Menno ter Braak
aan
Cor Bruijn
Den Haag, 23 december 1937
23 Dec. '37
Zeer geachte Heer Bruyn
Hartelijk dank voor Uw schrijven van 20 dezer. Van de brief van mevrouw Douwes Dekker begrijp ik ook niets. Mij zijn geen andere brieven bekend dan die ik gepubliceerd heb, noch door lezing, noch bij geruchte.
Ik moet U eerlijk bekennen dat ik van de zaak lichtelijk genoeg heb gekregen door de wijze waarop de Heer Trompmeesters met zijn advocaten practijk heeft geprobeerd de zaak te vertroebelen.

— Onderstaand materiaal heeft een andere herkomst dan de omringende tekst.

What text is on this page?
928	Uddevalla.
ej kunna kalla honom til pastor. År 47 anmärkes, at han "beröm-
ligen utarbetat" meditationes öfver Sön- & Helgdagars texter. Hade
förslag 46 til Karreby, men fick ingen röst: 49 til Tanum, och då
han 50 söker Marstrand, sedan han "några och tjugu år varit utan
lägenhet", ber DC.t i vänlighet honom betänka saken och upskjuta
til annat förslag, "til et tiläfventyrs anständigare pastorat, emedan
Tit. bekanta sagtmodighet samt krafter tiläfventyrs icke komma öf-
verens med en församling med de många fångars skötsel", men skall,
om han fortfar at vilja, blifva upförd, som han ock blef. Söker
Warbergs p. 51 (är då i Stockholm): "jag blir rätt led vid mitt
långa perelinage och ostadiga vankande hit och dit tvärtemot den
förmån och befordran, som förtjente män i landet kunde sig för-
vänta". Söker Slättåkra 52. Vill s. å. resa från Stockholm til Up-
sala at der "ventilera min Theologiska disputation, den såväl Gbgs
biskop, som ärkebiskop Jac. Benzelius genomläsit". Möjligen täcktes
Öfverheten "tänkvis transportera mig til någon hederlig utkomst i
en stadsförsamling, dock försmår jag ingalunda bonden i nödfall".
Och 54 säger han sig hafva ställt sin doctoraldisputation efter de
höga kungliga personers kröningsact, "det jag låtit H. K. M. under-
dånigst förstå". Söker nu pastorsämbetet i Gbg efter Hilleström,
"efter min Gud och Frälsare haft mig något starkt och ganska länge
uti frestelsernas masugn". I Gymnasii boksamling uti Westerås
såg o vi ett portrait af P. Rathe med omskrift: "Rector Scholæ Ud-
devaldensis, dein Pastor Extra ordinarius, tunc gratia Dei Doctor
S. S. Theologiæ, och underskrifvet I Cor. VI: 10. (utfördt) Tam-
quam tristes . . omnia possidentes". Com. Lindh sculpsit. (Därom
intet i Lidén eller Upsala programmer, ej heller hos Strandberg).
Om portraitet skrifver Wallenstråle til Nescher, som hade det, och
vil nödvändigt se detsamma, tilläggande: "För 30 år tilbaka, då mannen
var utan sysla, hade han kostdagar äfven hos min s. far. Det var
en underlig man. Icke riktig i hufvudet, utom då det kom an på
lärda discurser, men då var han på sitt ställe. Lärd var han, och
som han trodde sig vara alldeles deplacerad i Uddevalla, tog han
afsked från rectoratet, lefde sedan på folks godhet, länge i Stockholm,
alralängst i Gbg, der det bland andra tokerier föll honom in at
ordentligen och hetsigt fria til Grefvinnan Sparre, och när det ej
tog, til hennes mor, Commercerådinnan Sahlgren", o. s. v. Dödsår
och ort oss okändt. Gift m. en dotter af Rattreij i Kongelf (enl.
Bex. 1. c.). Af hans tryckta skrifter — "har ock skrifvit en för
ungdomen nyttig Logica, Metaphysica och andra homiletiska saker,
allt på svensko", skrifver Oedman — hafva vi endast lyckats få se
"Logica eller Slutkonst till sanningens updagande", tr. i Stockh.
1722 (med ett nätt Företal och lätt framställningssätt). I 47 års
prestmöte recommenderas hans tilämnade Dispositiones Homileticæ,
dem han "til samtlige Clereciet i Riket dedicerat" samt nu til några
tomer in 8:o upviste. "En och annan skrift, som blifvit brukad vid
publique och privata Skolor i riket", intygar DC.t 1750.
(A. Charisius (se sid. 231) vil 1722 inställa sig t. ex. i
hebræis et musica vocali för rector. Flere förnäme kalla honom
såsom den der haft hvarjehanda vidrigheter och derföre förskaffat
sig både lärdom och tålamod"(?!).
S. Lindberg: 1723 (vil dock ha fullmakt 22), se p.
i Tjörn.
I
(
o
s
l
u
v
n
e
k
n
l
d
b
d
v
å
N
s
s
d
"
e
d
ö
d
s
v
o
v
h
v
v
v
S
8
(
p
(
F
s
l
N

Ik heb dreigbrieven van dezen heer gelezen namens de weduwe Douwes Dekker geschreven, die mij alle lust benemen verdere verbindingen met hem of met Mevrouw Douwes Dekker te onderhouden.
Het lijkt mij overigens best mogelijk dat van dit antwoord niets terecht zal komen, aangezien de Heer Trompmeesters van zijn relletje zal genoeg hebben gekregen.
De bespreking van ‘Koentje’ volgt! Ik heb het boek al lang klaar liggen, maar kwam nog steeds niet tot de lectuur.
Mijn allerbeste wenschen voor Uw gezondheid.
Misschien interesseert het U te vernemen dat de operette van Lehmann gisteren een zeer groot succes is geworden.